Una de las constantes del artista necesario es la línea pura del estilo, la forja de un idioma que no puede divorciarse de la idea sin caer en el esteticismo fatuo. Pero el estilo, la voz, no tiene porqué detenerse en una copia mil veces repetida. Hay quien profundiza en un primer hallazgo, multiplicándolo luego, y quien sin perder la impronta personal busca en mil laberintos y en todos sabe encontrar oro. Fue el caso de Will Barnet, pintor camaleónico en cuyos lienzos se estiliza la perenne capacidad para la reinvención sin traicionarse. Su trabajo, que puede contemplarse en muchos de los grandes museos de Estados Unidos, caso de la National Gallery of Art, el Metropolitan, el Whitney o el MoMA, muestra la evolución continua de quien jamás claudicó ante el miedo que provocan las rupturas. A sus 103 años, honrado en febrero de 2012 con la Medalla Nacional a las Artes, Barnet deja un legado inmenso. Reúne en sí mismo varias de las corrientes pictóricas más importantes del siglo XX y no pocas innovaciones.

Nacido en 1911 en Beverly, Massachussetts, este hijo de inmigrantes del Eeste europeo, encontró desde muy joven en el arte una playa segura donde ahuyentar miedos, pestes y enfermedades. Encuadrado en el realismo socialista, Barnet fue un temprano cronista de los males sociales durante los años de la Gran Depresión. Protagonista de exposiciones individuales con apenas 25 años, abraza el modernismo a finales de los treinta. Envueltas en colores jugosos, sus figuras pronto abandonarán la condición testimonial para añadir pinceladas desordenadas, que en menos de diez años abren las compuertas de la abstracción. A finales de los cuarenta Barnet se suma al grupo de Pintores de Espacios Indios, o sea, al colectivo que aunando la geometría nacida en el cubismo incorpora motivos, jeroglíficos, artesonados y teselas de raigambre nativoamericana.

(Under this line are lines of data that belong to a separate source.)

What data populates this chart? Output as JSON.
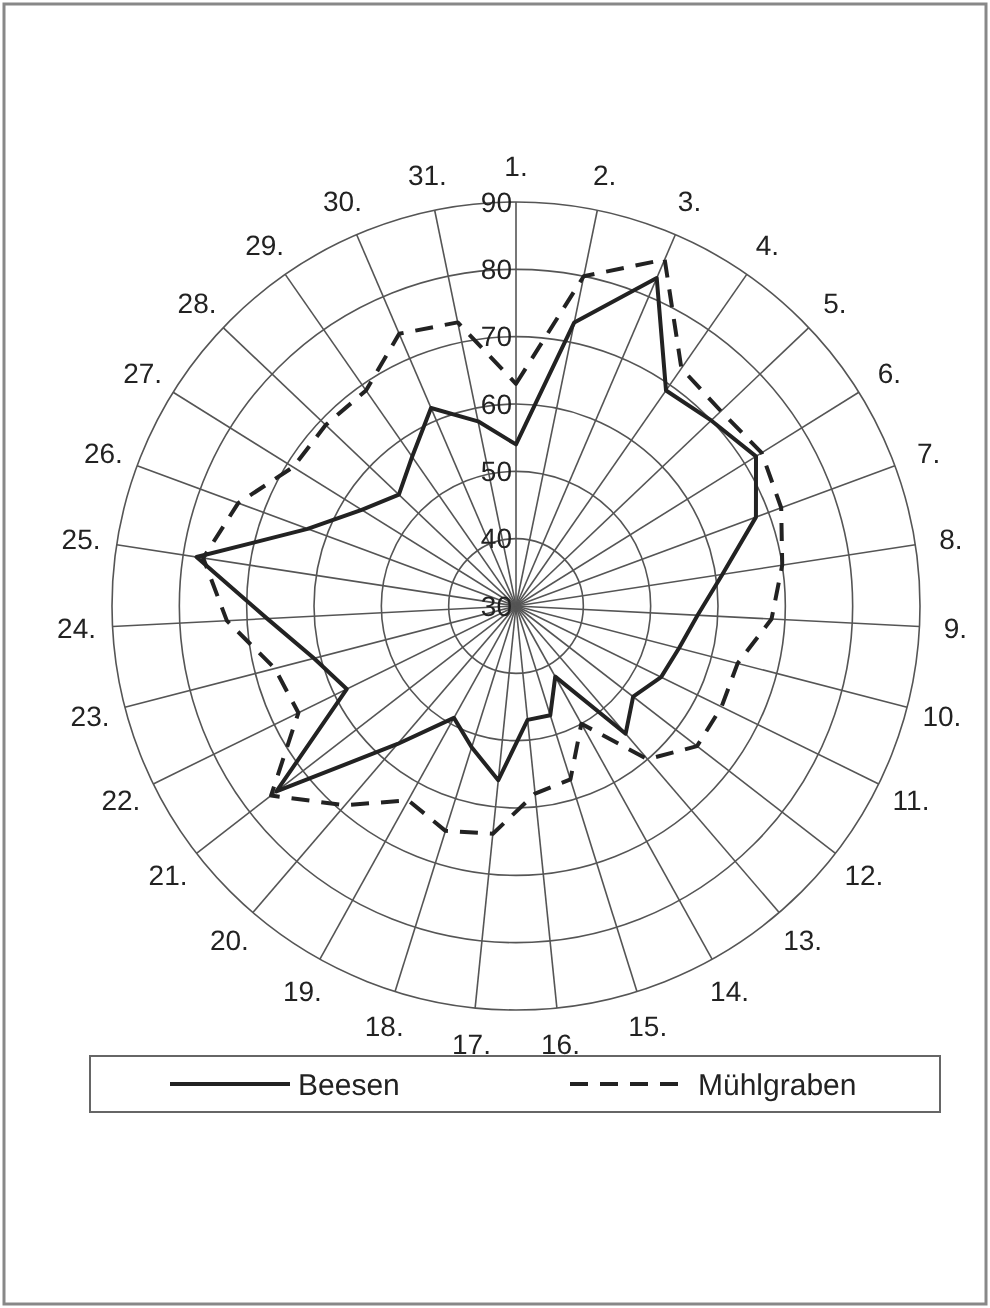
{
  "chart_data": {
    "type": "radar",
    "categories": [
      "1.",
      "2.",
      "3.",
      "4.",
      "5.",
      "6.",
      "7.",
      "8.",
      "9.",
      "10.",
      "11.",
      "12.",
      "13.",
      "14.",
      "15.",
      "16.",
      "17.",
      "18.",
      "19.",
      "20.",
      "21.",
      "22.",
      "23.",
      "24.",
      "25.",
      "26.",
      "27.",
      "28.",
      "29.",
      "30.",
      "31."
    ],
    "series": [
      {
        "name": "Beesen",
        "color": "#222222",
        "line_style": "solid",
        "values": [
          54,
          73,
          83,
          69,
          70,
          72,
          68,
          61,
          57,
          55,
          54,
          52,
          55,
          42,
          47,
          47,
          56,
          52,
          49,
          57,
          75,
          58,
          61,
          67,
          78,
          63,
          57,
          54,
          57,
          62,
          58
        ]
      },
      {
        "name": "Mühlgraben",
        "color": "#222222",
        "line_style": "dashed",
        "values": [
          63,
          80,
          86,
          73,
          72,
          73,
          72,
          70,
          68,
          64,
          64,
          64,
          60,
          50,
          57,
          58,
          64,
          65,
          63,
          69,
          76,
          66,
          67,
          73,
          77,
          74,
          69,
          69,
          69,
          74,
          73
        ]
      }
    ],
    "ylim": [
      30,
      90
    ],
    "yticks": [
      30,
      40,
      50,
      60,
      70,
      80,
      90
    ],
    "grid": true,
    "legend": "bottom",
    "marker": "none"
  }
}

Profesor en la Cooper Union y Yale, Barnet fue un maestro activo, feliz de compartir con los jóvenes sus intuiciones. Siempre a caballo de la enésima muestra, cambia de ritmo en la década de los sesenta, cuando produce algunos de sus trabajos más conocidos. Allí mezcla lenguajes propios de los grandes maestros del Quattrocento, vientos del lejano oriente, en concreto de los trabajos de los grabadores japoneses, e incluso gotas de pop, siempre manejado con distanciamiento crítico. Surgen entonces retratos plenos de hermosura, que poco a poco evolucionan hacia la que acaso sea su fase más intuitiva: la de las mujeres solas, melancólicas, que entre Hopper y los surrealistas tristes contemplan una bruma inconcreta, hijas de una Penélope transformada en ninfa de lluvia y perdida. Si estas criaturas vivían mordidas por la nostalgia, Barnet no, y a partir de principios de siglo, regresa a la abstracción, en la que seguirá hasta la muerte. Una abstracción que no es estación final ni copia, sino pulso luminoso y vivísimo. Diríase que fruto de una mano muy joven. La misma que estrechó el presidente Obama al reconocer, en representación de todo un país, los méritos de una carrera que hizo del viaje interior y exterior una cartografía total. Una enmienda a la confusión para cambiar escenarios, abrir nuevos túneles, descartar antiguas ceremonias y hábitos adquiridos. Percutiendo en el asombro sin resignarse. Como un río fresco y ambiguo, actual y rebelde, que bien merece surcarse.